Thursday, June 18, 2015

Nuclear Reactor Innovation : White House Approves? Really?

Energy innovation is not high on the priority list as long as the White House controls all outcomes in our government. And to think that nuclear energy will be seen as an alternative to wind or solar, let alone Ethanol, is so much just wishful thinking.

As long as progressive socialists are in control, there will be no innovation that isn't approved by the White House. And to believe nuclear power will have a chance at the table of energy resource development is nonsense. They will talk the talk but that will be the end of it.

Small Nuclear Reactors to effect Energy Policy
Source: Timothy Cama, "Feds eye small nuclear reactors for key role in U.S. energy policy," The Hill, June 15, 2015.

June 16, 2015

Federal officials are preparing for a future in which small nuclear reactors are a key piece of the United States' energy policy.

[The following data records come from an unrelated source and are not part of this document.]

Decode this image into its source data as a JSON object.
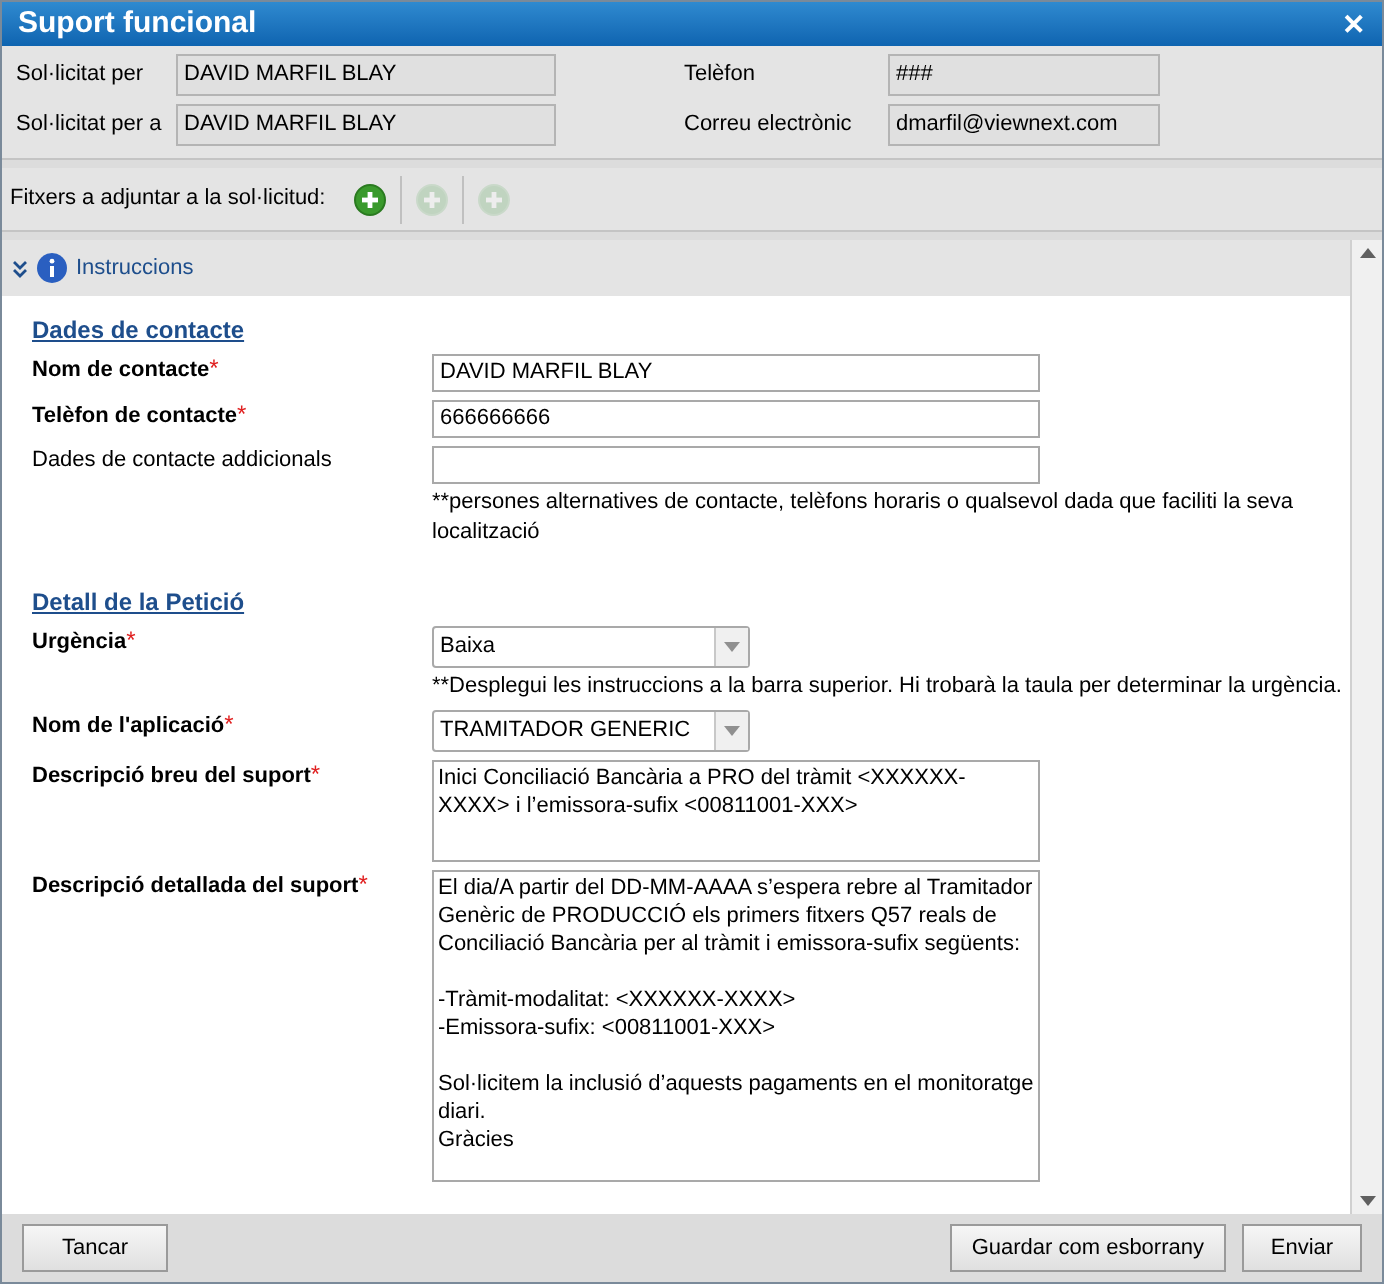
{
  "window": {
    "title": "Suport funcional",
    "close": "✕"
  },
  "header": [
    {
      "label": "Sol·licitat per",
      "value": "DAVID MARFIL BLAY"
    },
    {
      "label": "Telèfon",
      "value": "###"
    },
    {
      "label": "Sol·licitat per a",
      "value": "DAVID MARFIL BLAY"
    },
    {
      "label": "Correu electrònic",
      "value": "dmarfil@viewnext.com"
    }
  ],
  "required_mark": "*",
  "attachments": {
    "label": "Fitxers a adjuntar a la sol·licitud:",
    "buttons": [
      {
        "disabled": false
      },
      {
        "disabled": true
      },
      {
        "disabled": true
      }
    ]
  },
  "instructions": {
    "label": "Instruccions",
    "expanded": false
  },
  "sections": [
    {
      "title": "Dades de contacte",
      "fields": [
        {
          "kind": "input",
          "label": "Nom de contacte",
          "required": true,
          "value": "DAVID MARFIL BLAY"
        },
        {
          "kind": "input",
          "label": "Telèfon de contacte",
          "required": true,
          "value": "666666666"
        },
        {
          "kind": "input",
          "label": "Dades de contacte addicionals",
          "required": false,
          "note": "**persones alternatives de contacte, telèfons horaris o qualsevol dada que faciliti la seva localització"
        }
      ]
    },
    {
      "title": "Detall de la Petició",
      "fields": [
        {
          "kind": "select",
          "label": "Urgència",
          "required": true,
          "value": "Baixa",
          "note": "**Desplegui les instruccions a la barra superior. Hi trobarà la taula per determinar la urgència."
        },
        {
          "kind": "select",
          "label": "Nom de l'aplicació",
          "required": true,
          "value": "TRAMITADOR GENERIC"
        },
        {
          "kind": "textarea",
          "label": "Descripció breu del suport",
          "required": true,
          "value": "Inici Conciliació Bancària a PRO del tràmit <XXXXXX-XXXX> i l’emissora-sufix <00811001-XXX>"
        },
        {
          "kind": "textarea_tall",
          "label": "Descripció detallada del suport",
          "required": true,
          "value": "El dia/A partir del DD-MM-AAAA s’espera rebre al Tramitador Genèric de PRODUCCIÓ els primers fitxers Q57 reals de Conciliació Bancària per al tràmit i emissora-sufix següents:\n\n-Tràmit-modalitat: <XXXXXX-XXXX>\n-Emissora-sufix: <00811001-XXX>\n\nSol·licitem la inclusió d’aquests pagaments en el monitoratge diari.\nGràcies"
        }
      ]
    }
  ],
  "footer": {
    "left": [
      "Tancar"
    ],
    "right": [
      "Guardar com esborrany",
      "Enviar"
    ]
  }
}
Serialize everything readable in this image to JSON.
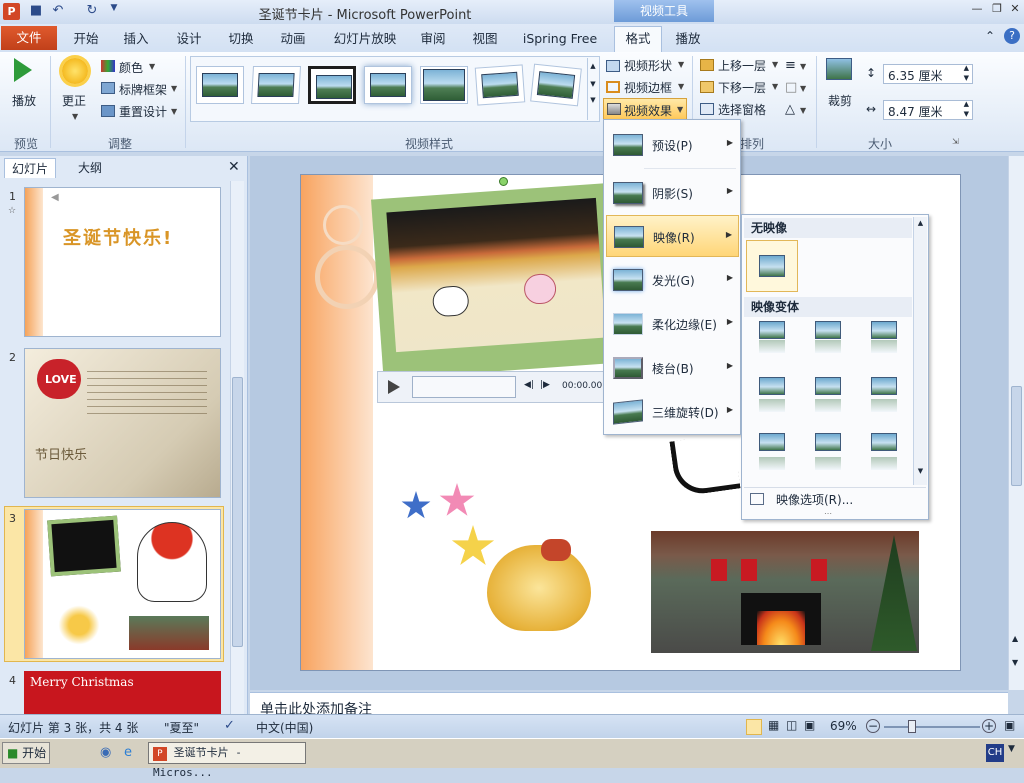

The reactors are less than 300 megawatts in capacity and usually manufactured away from the place they are operated. Proponents say the reactors, less than a third the size of a reactor at a standard power plant, could bring the greenhouse gas and other benefits of nuclear power with a lower cost.
But the same problems that have slowed development of full-size nuclear reactors to nearly a halt - safety and cost - could keep delaying or even kill the potential for small modular reactors to take off.
  • Sen. Lisa Murkowski (R-Alaska), chairwoman of the Energy and Natural Resources Committee, said that the federal government has to make sure it does not stand in the way of small reactors, or they might not be viable.
  • Sen. Lamar Alexander (R-Tenn.), who chairs the spending subcommittee panel with authority over energy, said at a recent hearing that federal research spending should prioritize small modular reactors, part of the GOP lawmaker's goal to double energy research funding.
  • The Obama administration is also on board with pushing further development of small reactors, arguing that it is an essential step to making major cuts in carbon emissions.
The Energy Department is working on multiple fronts to help the industry. It is dedicating $452 million over six years to help reactors get licensed, partnering with mPower America to develop a reactor with a goal of operation by 2022 and working with NuScale Power on its own reactor development, a program worth $217 million. The department also has an industry-wide program aimed at assisting with licensing.

The nuclear power sector has argued in recent years that the NRC needs to update its safety regulations to accommodate small reactors. However, the prospect of changing rules for small reactors is troubling to nuclear safety and security advocates.